Hong Kong’s skyline in the night

Hong Kong is one of the world's richest economies with a per capita GDP of $30,863 in 2008.

It was a marathon debate that lasted 41 hours. In the end, Hong Kong’s lawmakers passed into history the city’s first ever minimum wage bill, a law that will be brought into effect next year. But already the city’s trade union activists are celebrating.

Hong Kong’s free market economy is considered the freest in the world, as rated by Transparency International. Yet, two years ago, the Hong Kong government bowed to popular demand, and agreed to draft a minimum wage bill. Finally, the bill was passed this week, albeit after much contention. The provision doesn’t stipulate the minimum wage yet, although trade unions have been demanding HK$33 or $4.23 while businesses are offering HK$23 to HK$24 ($2.95 to $3). That task is in the hands of the Provisional Minimum Wage Commission, which will hand over its recommended wage rate to Hong Kong’s Chief Executive Donald Tsang in August. But amidst the celebratory brouhaha, Secretary of Labor and Welfare Matthew Cheung Kin-chung has also urged caution, warning that some job losses might well be inevitable once the minimum wage law comes into effect.

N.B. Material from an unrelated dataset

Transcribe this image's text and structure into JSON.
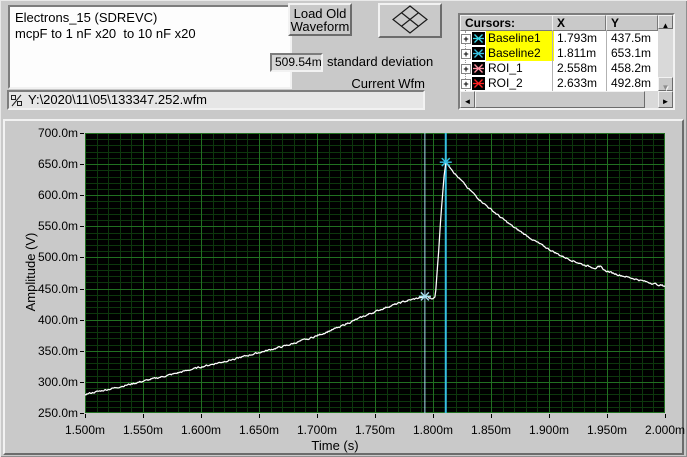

Clearly, the minimum wage move is being hailed by social activists, yet businesses and free market advocates are not too happy with the turn of events. Cheung Kin-chung admitted as much when he told The Standard that employers need to be educated on their ‘social and corporate responsibilities.’ Criticisms of the initiative have been many and far-ranging. First, was an outcry from migrant workers, who were not included in the law. Thousands of foreign low-wage workers earn their living in Hong Kong as live-in domestic workers, mainly from Indonesia or the Philippines, and increasingly from mainland China. These workers are instead covered under the Minimum Allowable Wage policy, which fixes a monthly salary of HK$3,860.

Others have questioned if Hong Kong is slowly losing its economic freedom, and the principles on which its free market economy is based. Hong Kong’s government has been known to be minimally interventionist, in part the reason why the region was labeled the freest economy in the world. Long before the minimum wage became an issue, the state had already introduced a compulsory pension scheme in 2000. More recently, a new food labeling law wrought confusion among retailers who are now required to ensure that all food products on their shelves carry appropriate nutrition labels.

And then, there are other issues. Will it raise the unemployment rate? Will there be large scale layoffs? Hong Kong’s jobless rate has remained steady at 4.6% in the three months ending June 30, but that may change if and when the GDP slows down, and job creation momentum gets bogged down as a result. But despite the heated discussion and controversy that the minimum wage bill has generated, there is no doubt that it will become firmly entrenched in Hong Kong’s economic history. Long down the road, the law might face its toughest criticism yet, but Cheung Kin-chung knows that his biggest test going forward will be to, in his own words, ‘make sure that Hong Kong’s economic competitiveness is not significantly eroded.’ For a city that has worked long and hard to cultivate its ‘free’ image, giving up that competitiveness may not be an option.